Evidence-Based Clinical Recommendations
MRD Monitoring (Prognostic Role):
- Strongest Evidence: Post-resection ctDNA detection predicts recurrence risk (HR 3.9-12.2, depending on study)
- Lead Time Advantage: 4.5-6.5 months earlier detection than imaging
- Superior to CA19-9: ctDNA more strongly associated with recurrence (HR 7.8 vs 1.9)
- Critical Limitation: Sensitivity of 43-71% means negative ctDNA does NOT exclude residual disease
- Best Practice: Longitudinal monitoring (serial timepoints) improves detection over single assessment
- Current Status: Provides risk stratification; interventional trials (ESPAC-6, CONKO-009) testing treatment modification strategies ongoing
Molecular Profiling (Actionable Genotyping):
- KRAS G12C (1-2%): Sotorasib available (ORR 26.7%); identify for approved targeted therapy
- KRAS G12D (~40%): Identify for clinical trial enrollment; emerging inhibitors (MRTX1133) in development - clinically significant for largest molecular subgroup
- BRCA1/2 (4-7% germline, additional somatic): Olaparib maintenance therapy (Level 1 evidence: PFS 7.4 vs 3.8 months, HR 0.53)
- MSI-H/dMMR (1-2%): Pembrolizumab immunotherapy (ORR ~30%)
- NTRK fusions (<1%): Larotrectinib/entrectinib (ORR ~75%)

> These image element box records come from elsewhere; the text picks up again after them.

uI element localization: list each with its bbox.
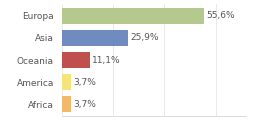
Bar [62, 8, 204, 24]
Bar [62, 52, 90, 68]
Text: 3,7%: 3,7% [73, 78, 96, 87]
Text: 25,9%: 25,9% [130, 33, 158, 42]
Text: 11,1%: 11,1% [92, 55, 120, 65]
Text: 55,6%: 55,6% [206, 11, 235, 20]
Text: 3,7%: 3,7% [73, 100, 96, 109]
Bar [62, 96, 71, 112]
Bar [62, 30, 128, 46]
Bar [62, 74, 71, 90]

- HER2 amplification (~2%): Clinical trials of trastuzumab deruxtecan
- Clinical Advantage: Non-invasive alternative when pancreatic biopsy is high-risk or tissue insufficient
Appropriate Use Scenarios:
- Post-resection risk stratification: Identify high-risk patients for closer surveillance or clinical trial enrollment
- Metastatic disease genotyping: When tissue biopsy is not feasible or tissue is exhausted from prior testing
- Treatment response monitoring: Serial ctDNA during systemic therapy may predict clinical outcomes
- Clinical trial eligibility: Molecular profiling for KRAS G12D, HER2, or other biomarker-selected trials
Scenarios Where ctDNA Has Limited Value:
- Standard post-resection surveillance when not participating in clinical trials (CA19-9 + imaging remain standard)
- When negative result would not change management (due to low sensitivity and false-negative risk)
- Very early-stage disease where low tumor burden limits detection
- When tissue biopsy is readily available and provides equivalent information
Bottom Line: Pancreatic cancer demonstrates both the promise and limitations of ctDNA testing. While MRD detection provides strong prognostic information (HR 3.9-12.2) with substantial lead time (4.5-6.5 months), the "low-shedder" biology results in sensitivity of only 43-71%, limiting its negative predictive value. Molecular profiling identifies actionable targets in a meaningful subset of patients - particularly emerging KRAS G12D inhibitors for ~40% of patients and proven PARP inhibitor therapy for BRCA-mutated disease. However, most pancreatic cancer patients lack targetable alterations, and ctDNA cannot replace standard monitoring with CA19-9 and imaging. The field awaits results from interventional trials (ESPAC-6, CONKO-009) to establish whether acting on ctDNA results improves survival outcomes.
References
- Groot VP, Mosier S, Javed AA, et al. Circulating tumor DNA as a clinical test in resected pancreatic cancer. Clin Cancer Res. 2019;25:4973-4984.
- Bernard V, Kim DU, San Lucas FA, et al. Circulating nucleic acids are associated with outcomes of patients with pancreatic cancer. Gastroenterology. 2019;156:108-118.
- Watanabe F, Suzuki K, Tamaki S, et al. Longitudinal monitoring of circulating tumor DNA in resectable pancreatic cancer. Ann Surg Oncol. 2019;26:197-204.
- Strickler JH, Satake H, George TJ, et al. Sotorasib in KRAS p.G12C-mutated advanced pancreatic cancer. N Engl J Med. 2023;388:33-43.
- Bekaii-Saab TS, Yaeger R, Spira AI, et al. Adagrasib in advanced solid tumors harboring a KRAS G12C mutation. J Clin Oncol. 2023;41:4097-4106.
- Golan T, Hammel P, Reni M, et al. Maintenance olaparib for germline BRCA-mutated metastatic pancreatic cancer. N Engl J Med. 2019;381:317-327.